Tra cinema e teatro, tra linguaggi crudi e invenzioni poetiche, tra periferie sociali e paradisi struggenti, in un percorso sempre fatto di testi corsari e vuoti a perdere, col sostegno culturale di Nanni Moretti o di Mario Martone, e con progressiva fiducia della scena pubblica, l’indipendente Eleonora Danco ha sconfinato nel 2014 nel lungometraggio con un film-manifesto, N-Capace, che ancora suscita devozione e ammirazione, tant’è che Rai5 lo mette ora in onda lunedì 18 alle ore 22.45.
Eleonora, se lei dovesse rifare il punto su questo suo film, cosa direbbe oggi?
"È un film senza tempo, perché non ho lavorato sull’attualità. Ho preso a spunto l’animo umano, la condizione inconscia dei personaggi. Ho tolto l’epoca, la quotidianità dai luoghi, ho evitato denunce visive, cronache databili. Ho coinvolto le età estreme di anziani e adolescenti, e l’unico trait d’union sono io, anima in pena".
Che temi mette in campo, 'N-Capace'?
"Lotta con i luoghi e coi ricordi, con figure di un’infanzia mentale e fisica, e ritrae creature della strada, oltre a mio padre e alla sua badante. La strada è essenziale come elemento di potenza visiva. Ho cercato di creare un’astrazione con inquadrature fisse, per farci vivere dentro delle cose, con un’immediatezza che passasse più per lo stomaco che per la testa. Volevo che arrivasse anche alle persone più semplici, a un pubblico trasversale, usando materiali apparentemente sconnessi che m’avevano colpita".
Il film ha colpito tutti. Ha ricevuto due menzioni speciali al Torino Film Festival. E adesso lei è alle prese con l’avvio del progetto del suo secondo film. Di che si tratta?

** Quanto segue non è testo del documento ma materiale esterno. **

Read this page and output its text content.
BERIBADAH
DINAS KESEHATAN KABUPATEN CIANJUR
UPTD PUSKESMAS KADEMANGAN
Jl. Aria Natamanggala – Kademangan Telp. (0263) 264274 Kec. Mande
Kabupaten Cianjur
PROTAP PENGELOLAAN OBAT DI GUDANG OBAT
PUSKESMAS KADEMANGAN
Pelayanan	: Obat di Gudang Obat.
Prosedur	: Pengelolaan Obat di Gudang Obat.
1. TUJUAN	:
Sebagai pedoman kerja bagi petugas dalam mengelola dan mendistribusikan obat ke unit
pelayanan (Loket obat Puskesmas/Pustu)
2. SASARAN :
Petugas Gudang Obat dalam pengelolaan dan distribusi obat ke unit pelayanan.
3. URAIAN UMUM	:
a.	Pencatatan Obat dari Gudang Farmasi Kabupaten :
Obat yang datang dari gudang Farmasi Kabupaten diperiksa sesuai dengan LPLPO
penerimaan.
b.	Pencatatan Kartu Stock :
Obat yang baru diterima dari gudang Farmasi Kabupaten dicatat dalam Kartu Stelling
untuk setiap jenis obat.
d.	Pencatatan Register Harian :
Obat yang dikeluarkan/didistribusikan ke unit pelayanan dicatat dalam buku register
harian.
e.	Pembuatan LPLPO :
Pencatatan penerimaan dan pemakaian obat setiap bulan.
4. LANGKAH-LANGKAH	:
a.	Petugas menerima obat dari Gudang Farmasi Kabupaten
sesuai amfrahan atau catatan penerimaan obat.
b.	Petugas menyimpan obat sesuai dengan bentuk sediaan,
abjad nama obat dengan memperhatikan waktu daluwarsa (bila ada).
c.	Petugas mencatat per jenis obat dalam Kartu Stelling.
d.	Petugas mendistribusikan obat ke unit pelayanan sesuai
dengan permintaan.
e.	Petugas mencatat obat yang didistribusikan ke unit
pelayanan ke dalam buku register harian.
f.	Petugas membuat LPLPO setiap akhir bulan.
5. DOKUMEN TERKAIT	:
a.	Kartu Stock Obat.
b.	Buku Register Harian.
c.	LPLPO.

"Lo devo ancora girare. Per ora ho vinto il bando del ministero come miglior trattamento per una sceneggiatura, che ho scritto. Mi sto organizzando per partire prima possibile, con un consenso produttivo. Il titolo provvisorio è “Disco inferno”, sarà un film a basso costo, per avere maggiore libertà. Al centro c’è il mondo conflittuale degli adulti, dai 20 ai 60 anni, di diversa estrazione sociale. Qui i personaggi dovranno dire cose scritte da me, li rendo incasinati, li metto sotto torchio in modo divertente. E li mostro in difficoltà non solo economica, anche emotiva. Io dovrei fare la parte di una regista tormentata".

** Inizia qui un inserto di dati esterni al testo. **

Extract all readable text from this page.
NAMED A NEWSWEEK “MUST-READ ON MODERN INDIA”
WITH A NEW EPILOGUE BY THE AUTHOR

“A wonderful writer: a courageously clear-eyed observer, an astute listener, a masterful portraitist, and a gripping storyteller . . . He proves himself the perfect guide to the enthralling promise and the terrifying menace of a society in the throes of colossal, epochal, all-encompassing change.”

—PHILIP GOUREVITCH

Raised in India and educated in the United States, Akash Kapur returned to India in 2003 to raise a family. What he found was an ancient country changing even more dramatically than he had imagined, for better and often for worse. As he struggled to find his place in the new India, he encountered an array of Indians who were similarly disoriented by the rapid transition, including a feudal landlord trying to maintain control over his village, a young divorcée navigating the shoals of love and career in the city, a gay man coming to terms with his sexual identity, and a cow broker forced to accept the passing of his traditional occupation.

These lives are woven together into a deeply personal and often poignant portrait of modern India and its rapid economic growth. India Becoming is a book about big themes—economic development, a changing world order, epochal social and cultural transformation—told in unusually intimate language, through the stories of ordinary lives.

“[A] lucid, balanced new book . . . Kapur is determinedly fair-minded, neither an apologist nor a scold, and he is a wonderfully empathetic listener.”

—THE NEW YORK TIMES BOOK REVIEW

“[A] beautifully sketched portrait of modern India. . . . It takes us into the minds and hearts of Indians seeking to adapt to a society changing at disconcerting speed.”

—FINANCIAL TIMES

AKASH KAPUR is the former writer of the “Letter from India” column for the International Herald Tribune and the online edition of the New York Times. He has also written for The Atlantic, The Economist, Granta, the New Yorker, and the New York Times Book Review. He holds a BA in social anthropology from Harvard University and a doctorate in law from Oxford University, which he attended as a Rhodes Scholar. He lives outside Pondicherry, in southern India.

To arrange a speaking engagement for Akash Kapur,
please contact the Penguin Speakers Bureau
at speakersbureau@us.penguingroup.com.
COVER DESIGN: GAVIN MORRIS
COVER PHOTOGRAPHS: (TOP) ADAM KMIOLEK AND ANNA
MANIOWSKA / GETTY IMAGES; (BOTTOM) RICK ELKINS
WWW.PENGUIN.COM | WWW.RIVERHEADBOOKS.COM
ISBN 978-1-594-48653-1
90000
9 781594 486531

Che Eleonora Danco dovremo immaginarci?
"Un soggetto stressato dall’universo creativo e produttivo, che testardamente vuole fare il suo lavoro, con le proprie idee, in una storia senza trama, generata dalle condizioni più intime della vita, dalle cose che non riusciamo a dire fino in fondo. Starò al centro di una decina di personaggi corali, della strada, senza magari escludere due interpreti che stimo, tutti coinvolti con un linguaggio interiore, viscerale, fatto di stati d’animo. Sarà un film molto fisico, con tanti flash, incursioni, disimpegni. Non voglio che sia morale, dovrebbe trasmettere il senso d’un gioco, il gioco dell’esistenza".
Ci sarà qualcosa d’autobiografico? E in che tipo d’ambientazioni?
"Molta Roma di periferia e di centro, l’alto e il basso, e il mare dove sono cresciuta, Sperlonga e Fondi. Ogni film ha qualcosa di personale. Qui non ho paura di mettermi in mutande, di calpestarmi un po’".
E cosa la riporterà a teatro?
"Ho un testo a cinque voci che nel 2022 dovrebbe realizzarsi, a cui sono interessati il Teatro di Roma, lo Stabile di Napoli e forse un altro teatro. Un copione con le vicende di una famiglia in due atti, “Bocconi amari” ai tempi della lira, e “Semifreddo” che è il sequel in regime di euro. Cambia tutto e non cambia niente, con gran distorsione dei rapporti. Intanto ho anche in mente, solo come autrice, un monologo che dà voce a chi ha tentato di andar via dalla provincia, ha fallito, e torna alla base d’origine. Succede".
Che pensa di questo periodo, per voi esponenti dello spettacolo?
"Un gran danno per noi individualmente e per il settore, ma dobbiamo sforzarci di reagire. Goethe ha scritto a suo tempo “Nulla è più sicuro dell’arte per sfuggire al mondo, e nulla è più sicuro dell’arte per unirsi a esso”. Contano le idee, in mancanza di mezzi. Io faccio i fare teatro a chiunque nei video sulla città che il Teatro di Roma mi ha ora chiesto. Viviamo comunque una difficoltà tremenda".